JP Morgan is San Jose’s Payday Lender

PART 1
Last week, I participated as the alternate for Mayor Chuck Reed on the oversight board for the Successor Agency to the Redevelopment Agency (SARA). The primary focus of the meeting concerned the approval of a one-year extension to the existing Letter of Credit (LOC) with JP Morgan bank. This extension had already been passed by the City Council, but it was still up to the SARA Oversight Board to approve the extension as well.

Back in 1996 and 2003, the council, acting as the Redevelopment Agency (RDA), issued a total of $119 million in variable rate bonds—this does not include the millions in fixed-rate bonds issued during the same time period. The city then entered into a LOC arrangement as an insurance measure to guard against the higher interest rate trigger inherent in variable rate bonds. The LOC approval enabled the council to borrow even more money. The annual fee for this LOC is $2.4 million, and the only way to avoid this annual fee is to come up with the $90 million required to pay off the remaining balance on the bonds.  The final payment of these bonds is scheduled for 2032, which will be a continuing challenge for future city leaders.

Unfortunately, we have little leverage in negotiation with the bank and are beholden to its terms. Just as excessive debt can reduce a person’s individual freedom, the same is true in municipal finance: Onerous debt obligations can impede the ability of government to provide vital community services. 

In the event that the city were to default on the LOC, the general fund would be on the hook for at least a decade to cover the full annual debt payments on the convention center and fourth street garage, which is currently $18.7 million. In addition, JPMorgan would charge an 11.5 percent penalty on the outstanding balance, further compounding the problem. JP Morgan, understanding the inherent risk involved, presently holds $5 million of San Jose SARA funds in escrow should there be a default. The bank is also listed second on deed of eighteen city properties that could be sold. This form of collateral was negotiated in a prior LOC extension.

PART 2
The other item discussed at the same meeting concerned the fact that State Controller John Chiang had informed city officials that the SERAF loan is not an enforceable obligation. If this is the case, then the RDA tax increment cannot be used to repay the source of the funds borrowed. 

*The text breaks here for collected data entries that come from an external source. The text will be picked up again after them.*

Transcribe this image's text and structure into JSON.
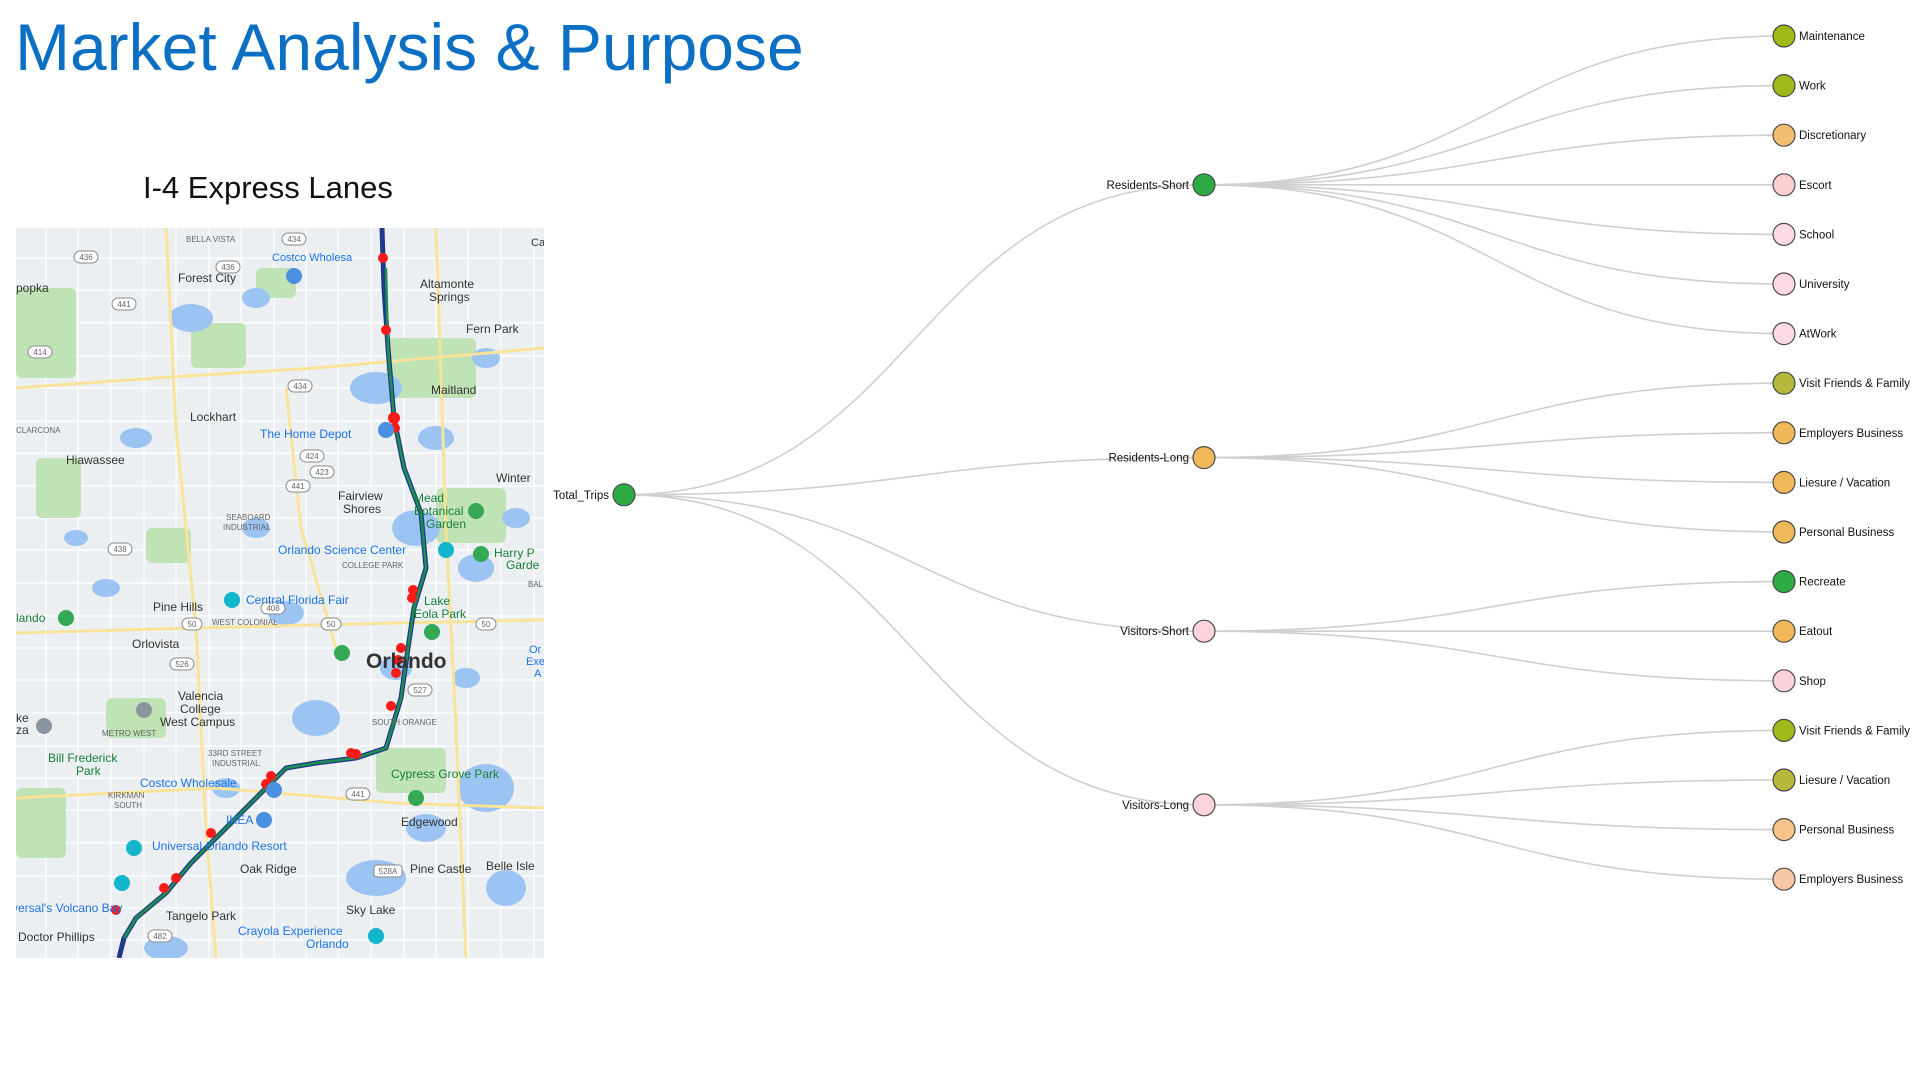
{
  "slide": {
    "title": "Market Analysis & Purpose",
    "map_title": "I-4 Express Lanes"
  },
  "map": {
    "labels": {
      "bella_vista": "BELLA VISTA",
      "costco_north": "Costco Wholesa",
      "forest_city": "Forest City",
      "altamonte": "Altamonte",
      "springs": "Springs",
      "apopka": "Apopka",
      "fern_park": "Fern Park",
      "maitland": "Maitland",
      "lockhart": "Lockhart",
      "clarcona": "CLARCONA",
      "home_depot": "The Home Depot",
      "hiawassee": "Hiawassee",
      "winter": "Winter",
      "fairview": "Fairview",
      "shores": "Shores",
      "mead": "Mead",
      "botanical": "Botanical",
      "garden": "Garden",
      "seaboard": "SEABOARD",
      "industrial": "INDUSTRIAL",
      "science_center": "Orlando Science Center",
      "college_park": "COLLEGE PARK",
      "harry_p": "Harry P",
      "garde": "Garde",
      "bal": "BAL",
      "pine_hills": "Pine Hills",
      "cfl_fair": "Central Florida Fair",
      "lake": "Lake",
      "eola_park": "Eola Park",
      "lando": "lando",
      "west_colonial": "WEST COLONIAL",
      "orlovista": "Orlovista",
      "orlando": "Orlando",
      "or": "Or",
      "exe": "Exe",
      "a": "A",
      "ke": "ke",
      "za": "za",
      "valencia": "Valencia",
      "college": "College",
      "west_campus": "West Campus",
      "south_orange": "SOUTH ORANGE",
      "metro_west": "METRO WEST",
      "bill_frederick": "Bill Frederick",
      "park": "Park",
      "33rd_street": "33RD STREET",
      "industrial2": "INDUSTRIAL",
      "costco_south": "Costco Wholesale",
      "cypress_grove": "Cypress Grove Park",
      "kirkman": "KIRKMAN",
      "south": "SOUTH",
      "ikea": "IKEA",
      "edgewood": "Edgewood",
      "universal_resort": "Universal Orlando Resort",
      "oak_ridge": "Oak Ridge",
      "pine_castle": "Pine Castle",
      "belle_isle": "Belle Isle",
      "volcano_bay": "versal's Volcano Bay",
      "tangelo_park": "Tangelo Park",
      "sky_lake": "Sky Lake",
      "doctor_phillips": "Doctor Phillips",
      "crayola": "Crayola Experience",
      "crayola_orlando": "Orlando",
      "ca": "Ca"
    },
    "shields": {
      "s436a": "436",
      "s434a": "434",
      "s436b": "436",
      "s441a": "441",
      "s414": "414",
      "s434b": "434",
      "s424": "424",
      "s423": "423",
      "s441b": "441",
      "s438": "438",
      "s50a": "50",
      "s408": "408",
      "s50b": "50",
      "s526": "526",
      "s50c": "50",
      "s527": "527",
      "s441c": "441",
      "s528a": "528A",
      "s482": "482"
    },
    "colors": {
      "land": "#eceff1",
      "water": "#9cc4f2",
      "park": "#bfe3b4",
      "road": "#ffffff",
      "major_road": "#f8e39a",
      "corridor": "#1f3a8a",
      "express": "#1e8f4e",
      "interchange": "#ff1a1a"
    }
  },
  "chart_data": {
    "type": "tree",
    "root": "Total_Trips",
    "nodes": [
      {
        "id": "total",
        "label": "Total_Trips",
        "color": "#2eab45"
      },
      {
        "id": "rs",
        "label": "Residents-Short",
        "color": "#2eab45",
        "parent": "total"
      },
      {
        "id": "rl",
        "label": "Residents-Long",
        "color": "#f2b95a",
        "parent": "total"
      },
      {
        "id": "vs",
        "label": "Visitors-Short",
        "color": "#fcd3dc",
        "parent": "total"
      },
      {
        "id": "vl",
        "label": "Visitors-Long",
        "color": "#fcd3dc",
        "parent": "total"
      },
      {
        "id": "rs1",
        "label": "Maintenance",
        "color": "#9fb91a",
        "parent": "rs"
      },
      {
        "id": "rs2",
        "label": "Work",
        "color": "#9fb91a",
        "parent": "rs"
      },
      {
        "id": "rs3",
        "label": "Discretionary",
        "color": "#f4be72",
        "parent": "rs"
      },
      {
        "id": "rs4",
        "label": "Escort",
        "color": "#fbcfd2",
        "parent": "rs"
      },
      {
        "id": "rs5",
        "label": "School",
        "color": "#fcd9e3",
        "parent": "rs"
      },
      {
        "id": "rs6",
        "label": "University",
        "color": "#fcd9e3",
        "parent": "rs"
      },
      {
        "id": "rs7",
        "label": "AtWork",
        "color": "#fcd9e3",
        "parent": "rs"
      },
      {
        "id": "rl1",
        "label": "Visit Friends & Family",
        "color": "#b5b83a",
        "parent": "rl"
      },
      {
        "id": "rl2",
        "label": "Employers Business",
        "color": "#efb858",
        "parent": "rl"
      },
      {
        "id": "rl3",
        "label": "Liesure / Vacation",
        "color": "#efb858",
        "parent": "rl"
      },
      {
        "id": "rl4",
        "label": "Personal Business",
        "color": "#efb858",
        "parent": "rl"
      },
      {
        "id": "vs1",
        "label": "Recreate",
        "color": "#2eab45",
        "parent": "vs"
      },
      {
        "id": "vs2",
        "label": "Eatout",
        "color": "#f2b95a",
        "parent": "vs"
      },
      {
        "id": "vs3",
        "label": "Shop",
        "color": "#fcd3dc",
        "parent": "vs"
      },
      {
        "id": "vl1",
        "label": "Visit Friends & Family",
        "color": "#9fb91a",
        "parent": "vl"
      },
      {
        "id": "vl2",
        "label": "Liesure / Vacation",
        "color": "#b5b83a",
        "parent": "vl"
      },
      {
        "id": "vl3",
        "label": "Personal Business",
        "color": "#f7c48a",
        "parent": "vl"
      },
      {
        "id": "vl4",
        "label": "Employers Business",
        "color": "#f7c8a8",
        "parent": "vl"
      }
    ],
    "link_color": "#cfcfcf"
  }
}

Once again in 2011, the state grabbed money from RDA agencies statewide. Cities were allowed the flexibility to use housing funds to make the SERAF payment. At the time, I stated that we should utilize all funds from the housing department in order to make the payment, since funds were available at that time. The option was either to create more non-tax paying affordable housing developments, or fund economic development projects for companies that employ residents and pay taxes, such as Brocade, Maxim and SunPower. For me, the choice was clear—without tax revenue, we can not employ police officers or pave roads.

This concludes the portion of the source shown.